Als alternatief kan worden gewerkt met domotica onder zeer lage spanning. Deze optie draagt bij aan de verbetering van de situatie in termen van permanente elektrische velden wanneer de installaties in de waakstand staan, maar doet niets tegen de blootstelling aan de velden die ontstaan wanneer de kringen geladen zijn.

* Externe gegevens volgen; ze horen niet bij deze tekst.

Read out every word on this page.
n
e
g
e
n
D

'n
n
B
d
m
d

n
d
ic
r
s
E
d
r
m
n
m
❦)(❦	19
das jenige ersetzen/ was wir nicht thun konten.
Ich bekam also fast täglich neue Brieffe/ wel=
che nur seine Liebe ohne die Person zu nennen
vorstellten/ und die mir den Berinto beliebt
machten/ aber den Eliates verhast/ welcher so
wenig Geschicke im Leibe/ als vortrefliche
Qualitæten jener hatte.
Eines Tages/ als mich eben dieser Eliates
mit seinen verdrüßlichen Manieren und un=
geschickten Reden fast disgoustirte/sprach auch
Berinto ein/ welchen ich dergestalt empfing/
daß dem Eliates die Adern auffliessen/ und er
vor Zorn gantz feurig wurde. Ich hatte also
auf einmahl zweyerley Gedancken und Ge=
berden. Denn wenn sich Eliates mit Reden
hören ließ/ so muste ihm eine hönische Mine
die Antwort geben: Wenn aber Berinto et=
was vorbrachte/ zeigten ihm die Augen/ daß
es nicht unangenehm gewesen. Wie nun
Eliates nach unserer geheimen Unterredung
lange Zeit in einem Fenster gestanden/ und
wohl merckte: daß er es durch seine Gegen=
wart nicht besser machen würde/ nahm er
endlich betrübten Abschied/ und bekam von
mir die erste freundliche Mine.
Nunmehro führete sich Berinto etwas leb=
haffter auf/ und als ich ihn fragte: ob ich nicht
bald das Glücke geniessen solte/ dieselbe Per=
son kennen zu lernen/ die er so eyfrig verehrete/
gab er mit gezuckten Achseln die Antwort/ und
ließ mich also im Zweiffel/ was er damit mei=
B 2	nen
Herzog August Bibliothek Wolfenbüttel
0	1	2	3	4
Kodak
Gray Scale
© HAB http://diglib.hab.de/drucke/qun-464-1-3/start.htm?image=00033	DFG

Tot slot moet bijzondere aandacht worden besteed aan de aangesloten kringen :
- de aardingskring en de equipotentialen
- de telecommunicatiekringen : hier gaat de voorkeur vanaf het ontwerp naar vaste kringen die onderlinge verbinding tussen de vertrekken mogelijk maken zonder dat later met draadloze technologieën moet worden gewerkt
- eigen productie : houd de ondulator op afstand van de woonvertrekken (minstens 2 meter)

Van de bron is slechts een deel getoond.